Interview with Actor Wade McCollum
qPDX: Why don’t you introduce yourself Wade, and tell us who you’re playing in Angels in America and a little bit about yourself?
Wade McCollum: I play Prior and I’m an actor who’s been in and out of Portland for many years. I’m based in New York City these days, and I’m thrilled to be back in Portland for the holiday season.
q: Is it exciting to be back, and do you have any plans to come back in the future?
WM: No present plans to come back in the future. I’m just enjoying my time here now. It is always, always delicious to come back to Portland. The culture, the community, the city itself, it’s like a gay fantasia. It’s like a little, amazing village in the woods compared to New York City filled with amazing, liberal-minded people. It just, this is home in so many ways. So it’s nice to return around the darkest time of the year and be filled with the light of y’all.
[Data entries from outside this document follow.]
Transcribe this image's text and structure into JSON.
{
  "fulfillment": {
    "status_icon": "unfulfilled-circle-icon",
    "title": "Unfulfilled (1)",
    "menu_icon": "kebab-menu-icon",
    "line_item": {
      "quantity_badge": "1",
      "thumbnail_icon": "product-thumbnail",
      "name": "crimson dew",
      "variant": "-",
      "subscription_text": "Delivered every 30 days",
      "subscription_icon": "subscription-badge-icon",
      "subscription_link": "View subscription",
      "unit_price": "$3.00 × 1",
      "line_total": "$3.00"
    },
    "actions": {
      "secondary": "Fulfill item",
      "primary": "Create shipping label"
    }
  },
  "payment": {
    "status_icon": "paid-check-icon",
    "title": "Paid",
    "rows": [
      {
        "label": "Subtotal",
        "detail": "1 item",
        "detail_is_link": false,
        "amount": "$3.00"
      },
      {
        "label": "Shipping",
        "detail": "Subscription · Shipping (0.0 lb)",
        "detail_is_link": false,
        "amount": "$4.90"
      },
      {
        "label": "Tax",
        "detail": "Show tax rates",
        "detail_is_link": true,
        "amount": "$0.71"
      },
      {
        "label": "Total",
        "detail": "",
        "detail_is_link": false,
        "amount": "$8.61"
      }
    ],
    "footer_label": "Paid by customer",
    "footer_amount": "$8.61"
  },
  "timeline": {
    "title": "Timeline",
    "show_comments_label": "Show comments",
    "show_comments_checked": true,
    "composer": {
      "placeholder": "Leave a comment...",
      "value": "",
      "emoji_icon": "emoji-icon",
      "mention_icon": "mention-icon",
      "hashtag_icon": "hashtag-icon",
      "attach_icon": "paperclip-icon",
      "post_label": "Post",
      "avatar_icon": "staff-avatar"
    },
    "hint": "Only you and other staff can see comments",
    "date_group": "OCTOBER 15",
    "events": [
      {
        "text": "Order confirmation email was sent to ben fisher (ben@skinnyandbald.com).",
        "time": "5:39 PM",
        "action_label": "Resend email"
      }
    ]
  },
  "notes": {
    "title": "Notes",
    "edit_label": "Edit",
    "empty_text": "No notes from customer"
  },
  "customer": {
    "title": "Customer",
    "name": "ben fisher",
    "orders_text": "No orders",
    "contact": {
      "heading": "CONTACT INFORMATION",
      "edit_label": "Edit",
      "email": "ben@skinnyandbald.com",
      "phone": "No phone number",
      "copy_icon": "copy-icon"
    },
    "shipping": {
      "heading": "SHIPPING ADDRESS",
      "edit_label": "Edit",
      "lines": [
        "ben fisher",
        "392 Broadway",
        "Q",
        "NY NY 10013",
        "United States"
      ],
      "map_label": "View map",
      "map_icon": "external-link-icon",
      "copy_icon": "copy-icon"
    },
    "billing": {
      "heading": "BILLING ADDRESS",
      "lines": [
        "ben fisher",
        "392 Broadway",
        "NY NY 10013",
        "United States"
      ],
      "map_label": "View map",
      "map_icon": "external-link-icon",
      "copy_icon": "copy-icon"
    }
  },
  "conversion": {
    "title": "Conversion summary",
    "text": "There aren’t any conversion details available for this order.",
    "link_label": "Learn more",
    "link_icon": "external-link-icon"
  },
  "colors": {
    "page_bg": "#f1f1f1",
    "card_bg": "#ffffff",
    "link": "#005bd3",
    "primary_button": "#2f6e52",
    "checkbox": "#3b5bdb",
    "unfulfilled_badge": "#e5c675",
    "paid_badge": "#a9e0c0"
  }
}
Well thank you. How did you get involved with this production? What started it?
When I was 14 I read this play. I went to Bloomsbury Books in Ashland, Oregon, and I don’t remember how I heard about the play but I did and I was in the process of coming out. And I went to Bloomsbury Books and I pulled both parts off the shelf, and I sat in the drama section in a little corner on a little, tiny stool and I read the entire thing cover to cover and I wept and wept and wept. And I remember I got a hard-on sitting in the bookstore reading the fucking scene in the park and all that crazy, sexual energy between Joe and Lewis. And it was the first time I’d ever read or seen a portrayal of a gay man, or a gay person for that matter, as a prophet. Somebody who’s filled with the divine energy of the spirit, and being kind of a profoundly spiritual person it was a real fulcrum on which my life turned. Tony really opened the door for me to see that the sacred and the homosexual are not mutually exclusive, and so I’ll always be in deep gratitude to him for writing this piece of theatre. It was a huge, seminal moment in my life and also a seminal moment in kind of American theatre history, and I also think in homosexual politics.
I guess that would be the seed where it all began. The next year, the Broadway tour with Stephen Spinella playing Prior came through Portland, and I drove up with a friend and we watched the entire two parts in one day. And I just remember from moment one saying I must play that part. One day, I will play that part. And all through college I remember people asked, what part do you want to play someday? Prior in Angels in America. So this is my first time getting to fulfill that dream or fantasy or goal that has been since I was a teenager.
About a year and a half ago, Brian and I talked, kind of just brainstormed about cool projects. This of course is always when I mention to artistic directors. Then about a year ago he called and said hey, I think we’re going to do it, do you think your schedule will be open? And as it got closer, it looked like it was.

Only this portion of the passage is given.